Well, I’ve decided it’s time to return to my roots.

Now, if you’re familiar with what it’s like to be on a Melbourne train during peak hour, or slightly before or after peak hour, or in hot weather, or in mildly warm weather, or when it’s raining, or drizzling, you have my sympathies. You can also probably go straight to the email below.

If you’ve never had the displeasure of a Melbourne train experience, you might also want to get up to speed on just how badly our train system is operated before you read the email below. You can do that by reading my email to Metro trains from a couple of years ago, this recent Age article on continual overcrowding, or the most recent Canstar City Train Ratings.

 

Dear Connex,

I know you became defunct in 2009, but I don’t think that should stand in the way of this very important email. Hey, what’s a trifling absence of existence between friends?

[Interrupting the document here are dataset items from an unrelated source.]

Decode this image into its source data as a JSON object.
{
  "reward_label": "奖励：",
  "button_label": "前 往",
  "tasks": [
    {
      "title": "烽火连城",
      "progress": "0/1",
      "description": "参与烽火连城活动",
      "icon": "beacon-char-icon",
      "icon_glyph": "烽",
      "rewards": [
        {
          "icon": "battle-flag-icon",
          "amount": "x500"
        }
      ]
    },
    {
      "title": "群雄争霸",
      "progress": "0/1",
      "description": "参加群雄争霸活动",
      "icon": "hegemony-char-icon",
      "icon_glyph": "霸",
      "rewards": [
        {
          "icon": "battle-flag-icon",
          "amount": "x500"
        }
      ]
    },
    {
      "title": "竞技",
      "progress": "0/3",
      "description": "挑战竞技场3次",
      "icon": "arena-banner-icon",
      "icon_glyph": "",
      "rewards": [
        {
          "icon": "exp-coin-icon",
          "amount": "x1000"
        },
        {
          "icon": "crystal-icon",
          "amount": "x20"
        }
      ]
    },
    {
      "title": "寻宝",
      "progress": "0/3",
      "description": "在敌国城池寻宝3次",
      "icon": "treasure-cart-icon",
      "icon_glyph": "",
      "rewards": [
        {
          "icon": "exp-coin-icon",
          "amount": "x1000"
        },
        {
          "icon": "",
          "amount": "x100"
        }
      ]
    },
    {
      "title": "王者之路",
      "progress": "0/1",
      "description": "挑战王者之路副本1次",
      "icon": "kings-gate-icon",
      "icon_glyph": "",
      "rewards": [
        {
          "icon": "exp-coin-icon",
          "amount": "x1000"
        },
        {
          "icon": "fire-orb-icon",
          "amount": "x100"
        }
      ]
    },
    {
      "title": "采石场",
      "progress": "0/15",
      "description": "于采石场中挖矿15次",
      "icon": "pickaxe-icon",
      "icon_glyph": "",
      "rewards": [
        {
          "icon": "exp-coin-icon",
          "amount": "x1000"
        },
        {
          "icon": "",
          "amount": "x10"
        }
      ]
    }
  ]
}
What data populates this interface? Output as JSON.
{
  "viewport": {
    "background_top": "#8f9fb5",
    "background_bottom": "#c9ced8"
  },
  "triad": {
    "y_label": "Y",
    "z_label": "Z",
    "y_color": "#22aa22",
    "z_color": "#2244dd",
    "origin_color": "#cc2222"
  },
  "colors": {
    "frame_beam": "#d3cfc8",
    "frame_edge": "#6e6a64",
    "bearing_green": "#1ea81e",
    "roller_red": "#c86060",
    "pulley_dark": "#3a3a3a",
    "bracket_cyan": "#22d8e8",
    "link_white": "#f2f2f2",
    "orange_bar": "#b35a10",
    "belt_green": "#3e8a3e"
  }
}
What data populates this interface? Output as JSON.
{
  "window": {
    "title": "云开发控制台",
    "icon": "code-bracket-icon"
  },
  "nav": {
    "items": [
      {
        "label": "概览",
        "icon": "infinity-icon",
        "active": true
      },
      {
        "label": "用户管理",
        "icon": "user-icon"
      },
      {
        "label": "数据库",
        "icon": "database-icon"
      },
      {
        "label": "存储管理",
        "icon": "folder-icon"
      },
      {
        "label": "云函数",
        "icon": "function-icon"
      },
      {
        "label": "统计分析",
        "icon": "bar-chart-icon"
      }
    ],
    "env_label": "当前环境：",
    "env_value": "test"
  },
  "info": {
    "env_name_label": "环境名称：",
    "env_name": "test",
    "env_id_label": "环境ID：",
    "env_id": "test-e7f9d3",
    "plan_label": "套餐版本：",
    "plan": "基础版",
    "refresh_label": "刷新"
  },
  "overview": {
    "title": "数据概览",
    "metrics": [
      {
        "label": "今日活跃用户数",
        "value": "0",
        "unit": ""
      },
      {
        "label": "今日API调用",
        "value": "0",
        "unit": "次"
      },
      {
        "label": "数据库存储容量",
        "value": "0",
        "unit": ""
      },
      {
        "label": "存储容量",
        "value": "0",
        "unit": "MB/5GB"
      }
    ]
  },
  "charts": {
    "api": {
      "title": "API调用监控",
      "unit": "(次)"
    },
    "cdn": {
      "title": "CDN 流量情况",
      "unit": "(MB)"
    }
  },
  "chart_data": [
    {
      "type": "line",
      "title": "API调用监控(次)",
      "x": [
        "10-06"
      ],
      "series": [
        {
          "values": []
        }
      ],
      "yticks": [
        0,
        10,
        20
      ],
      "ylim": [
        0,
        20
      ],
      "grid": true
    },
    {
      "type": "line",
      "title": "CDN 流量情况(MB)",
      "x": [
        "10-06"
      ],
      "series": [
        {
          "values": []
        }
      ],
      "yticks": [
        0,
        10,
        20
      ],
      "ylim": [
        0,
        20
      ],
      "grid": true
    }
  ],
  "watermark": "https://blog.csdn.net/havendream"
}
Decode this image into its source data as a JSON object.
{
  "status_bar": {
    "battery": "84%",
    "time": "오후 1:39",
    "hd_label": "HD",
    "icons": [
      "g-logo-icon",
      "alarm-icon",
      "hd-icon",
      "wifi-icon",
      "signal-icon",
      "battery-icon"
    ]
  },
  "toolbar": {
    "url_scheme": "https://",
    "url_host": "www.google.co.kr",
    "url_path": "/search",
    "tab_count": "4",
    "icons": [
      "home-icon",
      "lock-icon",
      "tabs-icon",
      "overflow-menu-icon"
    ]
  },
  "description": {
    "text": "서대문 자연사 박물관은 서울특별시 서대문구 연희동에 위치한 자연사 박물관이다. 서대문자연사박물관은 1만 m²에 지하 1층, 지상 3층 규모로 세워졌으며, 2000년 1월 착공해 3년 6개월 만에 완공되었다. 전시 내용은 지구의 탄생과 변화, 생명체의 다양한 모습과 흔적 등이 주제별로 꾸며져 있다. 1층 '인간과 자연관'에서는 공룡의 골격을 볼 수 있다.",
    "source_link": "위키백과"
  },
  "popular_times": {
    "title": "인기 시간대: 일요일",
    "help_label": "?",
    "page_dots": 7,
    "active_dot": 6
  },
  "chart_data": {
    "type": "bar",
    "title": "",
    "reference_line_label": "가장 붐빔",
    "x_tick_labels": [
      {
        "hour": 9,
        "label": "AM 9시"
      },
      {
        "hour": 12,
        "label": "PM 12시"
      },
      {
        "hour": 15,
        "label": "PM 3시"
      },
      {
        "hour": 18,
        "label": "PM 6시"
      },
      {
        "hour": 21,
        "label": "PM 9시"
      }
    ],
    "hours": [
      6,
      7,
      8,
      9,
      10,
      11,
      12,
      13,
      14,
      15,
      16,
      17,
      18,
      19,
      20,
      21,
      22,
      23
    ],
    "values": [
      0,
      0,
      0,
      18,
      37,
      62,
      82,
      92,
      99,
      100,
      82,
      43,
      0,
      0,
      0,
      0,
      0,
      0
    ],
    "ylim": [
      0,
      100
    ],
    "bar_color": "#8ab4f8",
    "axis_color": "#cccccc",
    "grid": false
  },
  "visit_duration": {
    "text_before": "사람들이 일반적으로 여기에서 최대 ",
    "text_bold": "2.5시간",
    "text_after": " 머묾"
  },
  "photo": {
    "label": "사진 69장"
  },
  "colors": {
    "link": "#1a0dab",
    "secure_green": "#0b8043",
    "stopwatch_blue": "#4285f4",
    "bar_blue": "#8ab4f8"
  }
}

Before I get to the reason for my correspondence, however, I need to be honest with you. I think you were terrible.

Just atrocious.

Had there been such a thing as The One.Tel Award for Catastrophic Incompetence by a Profit-Seeking Company, you would have won it in 8 consecutive years between 2002 and 2009, only beaten (narrowly) in 1999, 2000 and 2001 by One.Tel (who were bizarrely still sponsoring the award up until the time of their insolvency… or would have been, had the award been real).

You were really really awful.

Atlanta Olympics awful.

Etihad Stadium awful.

Nissan Cube awful.

Zany circus clown awful.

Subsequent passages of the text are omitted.